ALFREDO // La familia de Soledad Rey

Sobrecogedor testimonio de Puri Rey Valverde, la hermana de Soledad, que ayer fue asesina acuchilladas presuntamente a manos de su marido. Rota de dolor, abrazada por su familia y respaldada por cerca de 200 personas, esta mujer tuvo el valor de relatar el calvario que sufrió su hermana e insistir en que hay que denunciar siempre cuando se sufre violencia de género.

En su relato explica cómo la víctima debía temer por su vida hace ya tiempo. «Dejó escrita una carta con todos los malos tratos que venía sufriendo y en la que explicó también lo que pasó el año pasado», indicó Puri.

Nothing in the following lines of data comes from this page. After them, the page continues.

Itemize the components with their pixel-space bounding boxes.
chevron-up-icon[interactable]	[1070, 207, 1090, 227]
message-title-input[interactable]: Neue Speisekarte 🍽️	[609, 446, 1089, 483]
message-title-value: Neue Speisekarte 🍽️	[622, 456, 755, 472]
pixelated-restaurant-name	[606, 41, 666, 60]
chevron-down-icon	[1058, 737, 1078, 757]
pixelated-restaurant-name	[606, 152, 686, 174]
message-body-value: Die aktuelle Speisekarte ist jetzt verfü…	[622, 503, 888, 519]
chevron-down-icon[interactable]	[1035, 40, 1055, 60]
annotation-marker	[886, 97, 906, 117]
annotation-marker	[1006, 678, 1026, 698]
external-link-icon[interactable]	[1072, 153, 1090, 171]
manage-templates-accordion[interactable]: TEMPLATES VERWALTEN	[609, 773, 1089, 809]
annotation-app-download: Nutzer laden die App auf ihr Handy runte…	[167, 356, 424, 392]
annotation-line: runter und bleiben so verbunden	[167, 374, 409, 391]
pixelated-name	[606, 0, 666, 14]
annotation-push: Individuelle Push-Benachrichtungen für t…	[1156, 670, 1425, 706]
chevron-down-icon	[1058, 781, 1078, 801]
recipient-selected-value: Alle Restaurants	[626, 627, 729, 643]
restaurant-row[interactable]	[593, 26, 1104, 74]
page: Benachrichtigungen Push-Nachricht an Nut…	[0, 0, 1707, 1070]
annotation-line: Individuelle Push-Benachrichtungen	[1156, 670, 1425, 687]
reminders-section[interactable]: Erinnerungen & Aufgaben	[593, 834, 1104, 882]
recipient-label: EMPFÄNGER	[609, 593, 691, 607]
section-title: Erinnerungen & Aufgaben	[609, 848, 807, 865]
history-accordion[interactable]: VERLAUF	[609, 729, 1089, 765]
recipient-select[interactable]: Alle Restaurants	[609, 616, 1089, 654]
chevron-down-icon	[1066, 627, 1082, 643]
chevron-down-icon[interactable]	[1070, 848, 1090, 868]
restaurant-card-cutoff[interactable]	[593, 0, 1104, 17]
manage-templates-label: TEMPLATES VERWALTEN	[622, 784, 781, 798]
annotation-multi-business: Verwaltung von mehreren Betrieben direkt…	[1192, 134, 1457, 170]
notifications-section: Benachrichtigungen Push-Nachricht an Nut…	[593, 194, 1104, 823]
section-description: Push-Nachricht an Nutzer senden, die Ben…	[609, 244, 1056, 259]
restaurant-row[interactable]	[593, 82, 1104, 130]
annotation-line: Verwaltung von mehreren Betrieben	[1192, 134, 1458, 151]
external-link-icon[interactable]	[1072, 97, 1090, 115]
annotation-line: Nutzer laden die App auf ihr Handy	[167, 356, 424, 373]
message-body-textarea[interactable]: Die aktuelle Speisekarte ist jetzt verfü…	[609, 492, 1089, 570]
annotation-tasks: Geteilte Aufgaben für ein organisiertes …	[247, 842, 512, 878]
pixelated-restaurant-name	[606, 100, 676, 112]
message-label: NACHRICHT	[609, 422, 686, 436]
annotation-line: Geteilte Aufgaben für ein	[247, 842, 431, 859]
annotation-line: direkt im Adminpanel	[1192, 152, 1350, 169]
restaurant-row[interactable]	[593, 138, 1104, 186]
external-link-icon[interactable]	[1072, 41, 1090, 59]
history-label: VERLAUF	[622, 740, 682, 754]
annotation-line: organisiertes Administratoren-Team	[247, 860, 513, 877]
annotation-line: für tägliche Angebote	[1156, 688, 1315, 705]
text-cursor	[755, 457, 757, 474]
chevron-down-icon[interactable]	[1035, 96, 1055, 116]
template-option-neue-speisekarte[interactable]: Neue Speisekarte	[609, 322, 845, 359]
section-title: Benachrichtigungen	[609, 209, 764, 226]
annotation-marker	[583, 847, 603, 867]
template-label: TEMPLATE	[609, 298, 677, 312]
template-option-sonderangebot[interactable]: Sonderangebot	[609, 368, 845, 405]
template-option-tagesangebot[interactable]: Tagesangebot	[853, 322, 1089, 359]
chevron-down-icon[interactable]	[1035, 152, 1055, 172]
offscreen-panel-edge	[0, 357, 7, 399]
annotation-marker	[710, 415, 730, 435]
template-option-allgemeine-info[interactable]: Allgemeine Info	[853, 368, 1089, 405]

Su familia tardó demasiado tiempo en saber lo que había sucedido aquel día. «Era su cumpleaños y ahora sabemos que aquel día él la agarró por el cuello, cuando ella estaba en el sofá, porque tenía problemas de movilidad y no podía salir de casa con los dolores, e intentó asfixiarla», relata.

Cuando su madre fue a visitarla después de ese episodio y, al igual que después hizo con su propia hermana, Soledad quiso restarle importancia, «porque vivía sólo para su hijo de 19 años, un niño con Síndrome de Down y autista», explica Puri expresando su profunda preocupación ya que aunque «somos una familia muy unida y el joven tiene un hermano mayor con el que está desde que ocurrió la tragedia, solo lo entendía bien su madre«.

Cuando le preguntaron tras su cumpleaños por los moratones de la cara, Soledad desvió el tema. «No pasa nada, me atraganté», le dijo a mi madre cuando fue a visitarla, «no fue hasta mucho después, con el tiempo, cuando nos dijo que había intentado asfixiarla», explicó la hermana de la víctima. Puri la respaldó siempre y le pidió que lo denunciara, pero no lo consiguieron. «Ayer me enteré de que había dejado una carta como si supiera lo que le iba a pasar y que ahora ha de tener mi sobrino», indica esta valiente mujer con el corazón roto.

Soledad soportaba un calvario físico y emocional. «Era discapacitada, tenía muchos dolores de espalda, de piernas, de cadera y no podía moverse mucho, pero se levantaba hasta tres veces cada noche del sofá, que era el único lugar en el que podía dormir, para comprobar que su hijo estuviera bien y, como no podía salir de casa, nos llamaba siempre por teléfono para asegurarse de que estuviéramos bien y hacernos reír», confirma su hermana.

Ella ha hecho de altavoz en el día más duro de su vida para que no haya ni una víctima más. «Somos tontas, tanto aguantar para qué», denuncia. Hasta la muerte se ensañó con ella. «Le dio cinco puñaladas cuando ella estaba en el sofá y no podía defenderse. Al menos que él hubiera tenido el valor de matarse a sí mismo, por qué no se matan ellos primero y dejan así a las mujeres y a sus hijos», lamenta Puri con inmenso dolor. Su corazón está con el de Soledad. «Mi hermana no merecía esto, era una santa y está en el cielo, pero está muerta y no tenía por qué estarlo», vuelve a denunciar dando un ejemplar testimonio, advirtiendo que siempre hay que denunciar.